Procuradoria apresentou parecer em ação de três partidos na Corte. Para as siglas, a regra viola princípios constitucionais de dignidade da pessoa humana, democracia e cidadania. A Procuradoria-Geral da República defendeu, nesta sexta-feira (6), que o Supremo Federal anule uma lei do estado de São Paulo que deu o nome de Antonio Erasmo Dias a um viaduto no interior do estado.
Coronel da reserva do Exército, Dias atuou como secretário de Segurança Pública no período da Ditadura Militar. Foi responsável pelo cerco ao campus da Pontifícia Universidade Católica, em 1977.
Segundo a PGR, "qualquer ato estatal que, de forma explícita ou velada, enalteça o autoritarismo é contrário à própria gênese do regime democrático e merece o mais veemente repúdio".

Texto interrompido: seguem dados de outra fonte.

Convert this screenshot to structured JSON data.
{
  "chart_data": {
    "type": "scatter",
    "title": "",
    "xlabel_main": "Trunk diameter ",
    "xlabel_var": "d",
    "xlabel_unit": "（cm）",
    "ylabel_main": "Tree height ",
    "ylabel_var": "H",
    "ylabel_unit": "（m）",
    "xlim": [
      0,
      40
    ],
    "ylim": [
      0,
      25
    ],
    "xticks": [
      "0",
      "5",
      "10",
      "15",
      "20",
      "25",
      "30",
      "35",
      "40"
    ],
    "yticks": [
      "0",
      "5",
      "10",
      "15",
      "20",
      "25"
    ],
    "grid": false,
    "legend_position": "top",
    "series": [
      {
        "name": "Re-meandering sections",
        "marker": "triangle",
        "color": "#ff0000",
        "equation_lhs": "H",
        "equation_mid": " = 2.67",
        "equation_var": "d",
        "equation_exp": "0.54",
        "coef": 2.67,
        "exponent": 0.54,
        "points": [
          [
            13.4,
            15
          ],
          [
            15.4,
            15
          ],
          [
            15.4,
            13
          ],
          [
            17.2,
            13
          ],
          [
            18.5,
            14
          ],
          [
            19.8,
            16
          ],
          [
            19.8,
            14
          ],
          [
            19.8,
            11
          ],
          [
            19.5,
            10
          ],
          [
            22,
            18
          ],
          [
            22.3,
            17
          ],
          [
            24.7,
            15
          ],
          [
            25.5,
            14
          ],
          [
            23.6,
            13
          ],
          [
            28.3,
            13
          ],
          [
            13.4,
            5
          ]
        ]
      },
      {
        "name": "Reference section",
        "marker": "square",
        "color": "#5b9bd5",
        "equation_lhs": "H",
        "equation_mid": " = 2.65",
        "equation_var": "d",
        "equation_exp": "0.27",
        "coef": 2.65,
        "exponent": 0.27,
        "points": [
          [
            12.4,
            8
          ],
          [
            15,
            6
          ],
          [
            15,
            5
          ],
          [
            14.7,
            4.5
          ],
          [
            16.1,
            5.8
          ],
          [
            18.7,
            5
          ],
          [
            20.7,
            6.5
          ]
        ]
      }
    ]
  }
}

A PGR apresentou parecer assinado pela procuradora-geral Elizeta Ramos em uma ação que questiona a norma, apresentada por três partidos e o Centro Acadêmico 22 de agosto, ligado à PUC-SP.
Apesar de considerar que o tipo de ação apresentado ao Supremo não é a via processual adequada para discutir a questão, a Procuradoria concluiu que, no mérito (analisando o conteúdo), o pedido dos autores deve ser atendido.
"Refoge do campo da discricionariedade política lei ou ato normativo que, direta ou indiretamente, atente frontalmente contra o valor da democracia ao enaltecer, mesmo que simbolicamente, o regime totalitário", declarou.
"Sem desmerecer os méritos de Antônio Erasmo Dias, enquanto militar do Exército Brasileiro e Parlamentar, é incontrastável que a trajetória de vida da personalidade homenageada com a designação de seu nome a via pública, historicamente ligada a atos antidemocráticos praticados na vigência da ditadura militar no Brasil, significa perenizar a memória de momento tormentoso da história brasileira e, em consequência disso, enaltecer, mesmo que de forma simbólica, o autoritarismo. E democracia não convive com autoritarismo!", afirmou a procuradora-geral no documento.
Entidades criticam homenagem em viaduto a coronel da Ditadura Militar que invadiu a PUC-SP em 1977
Histórico
A lei foi sancionada pelo vice-governador do estado, Felício Ramuth (PSD).
Na sequência, PT, PSOL e PDT acionaram a Corte, pedindo a invalidação da norma. Para as siglas, a regra viola princípios constitucionais da dignidade da pessoa humana, da democracia e da cidadania, além da dignidade de vítimas do período.
"Ao homenagear Antonio Erasmo Dias, um dos mais emblemáticos agentes das violações aos direitos fundamentais perpetradas durante a ditadura militar, a Lei paulista prestigia as investidas das novas formas de autoritarismo, pois inocula no sistema de Direito positivo estadual atos de glorificação e de legitimação da ditadura militar que, por duas décadas, assolou o Brasil (1964 a 1985), em afronta aos princípios constitucionais da dignidade da pessoa humana, da democracia, da cidadania, que não só asseguram o direito à memória histórica e à verdade, como também resguardam a dignidade das vítimas", afirmam.
"Não se trata de mera homenagem isoladamente considerada, mas de ato dotado de propósitos marcadamente sistêmicos de degradação e fragilização tanto do próprio pacto civilizatório quanto dos preceitos fundamentais da Constituição Federal. Mantendo-se incólume o ato normativo, viola-se o compromisso irrenunciável estabelecido pela Constituição para com os valores democráticos, os direitos fundamentais à memória histórica e à verdade, e a dignidade das vítimas", completam.
AGU
Em setembro, a Advocacia-Geral da União já tinha defendido que o STF invalide a norma, por considerar que atos de homenagens na denominação de bens públicos devem ser compatíveis com os princípios estabelecidos na Constituição Federal - especialmente a a promoção e a defesa do Estado Democrático de Direito.
O caso está sob análise da ministra Cármen Lúcia, relatora da ação.